At the same time, thousands of Bolsonaro’s supporters have been protesting outside military bases across the country, begging the armed forces to intervene in the government and prevent da Silva from taking office. Many protesters claim the election was stolen, citing analyses and evidence that have been debunked by experts. The military inspected the vote and found no signs of fraud.
Moraes, the elections chief, has become one of Brazil’s most powerful political figures in the face of criticism of the elections system from Bolsonaro and his allies. Moraes’ aggressive response to what he has called attacks against Brazil’s democracy, including his orders for social networks to take down thousands of posts, has drawn widespread criticism from the Brazilian right.
On short notice Wednesday afternoon, hours before Moraes’ decision, Bolsonaro’s right-wing Liberal Party had called reporters to a hotel in Brasília, the nation’s capital, to explain its findings.
Valdemar Costa Neto, the party’s president, said the software bug demanded a review of the election results. “There can’t be any doubts about the vote,” he said. “If this is a stain on our democracy, we have to solve it now.”
Moraes on Wednesday also ordered an investigation into Costa Neto and the official who oversaw the party’s audit.
The software bug highlighted by Bolsonaro’s campaign causes an error in one document produced by some older voting machines. The error affects the identification number connected to the voting machine. Liberal Party officials argued that it made it difficult to verify the votes.
Independent computer security experts who have studied Brazil’s voting machines and who reviewed the campaign’s findings said that was wrong. They said that while the bug exists, it has no bearing on the integrity of the results. That is because there are a variety of other ways to identify the voting machines, including on the very documents that have the error.

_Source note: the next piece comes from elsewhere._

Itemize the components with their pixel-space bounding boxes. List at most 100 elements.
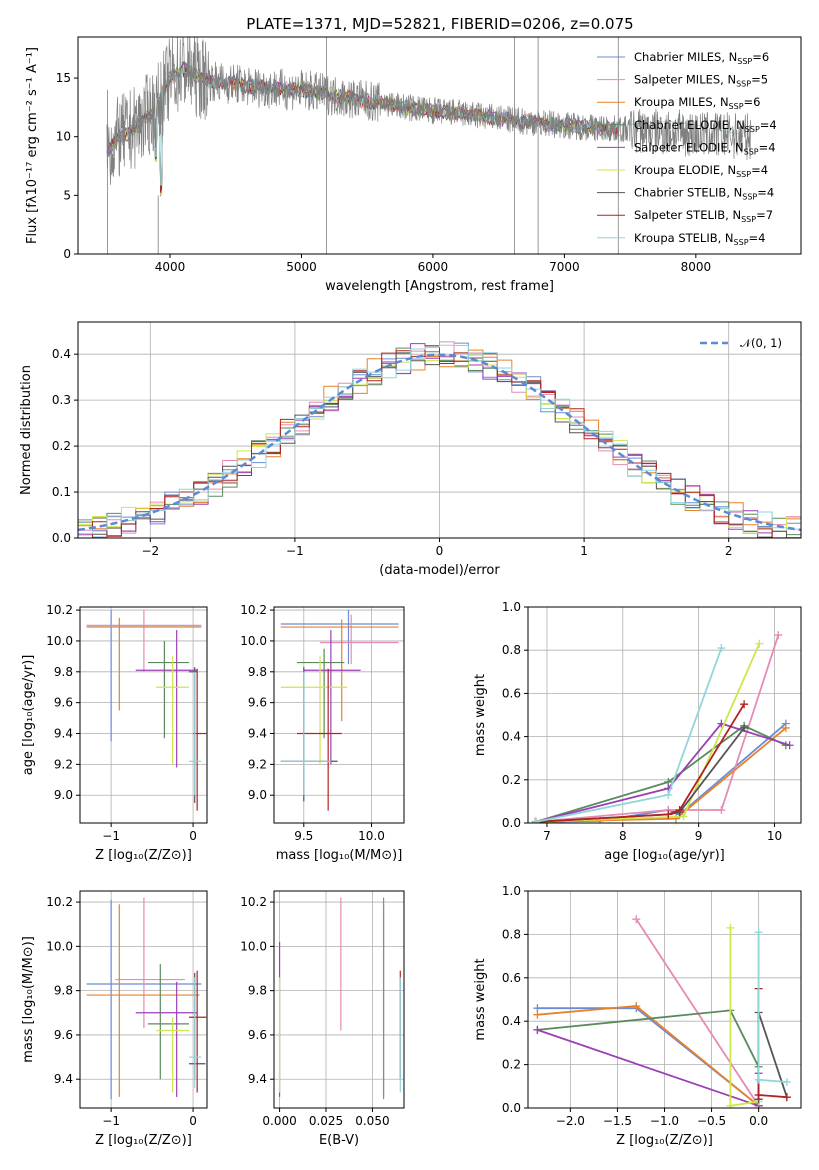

“They pointed out a bug that needs to be corrected. That’s great, and it’s actually easy to correct,” said Marcos Simplício, a cybersecurity researcher at the University of São Paulo. But he said that the campaign’s suggestion that votes should be nullified is like arguing a car is totaled because of a scratch on the door.
“Try to convince your insurance company of that,” he said. “It’s nonsense. Complete nonsense.”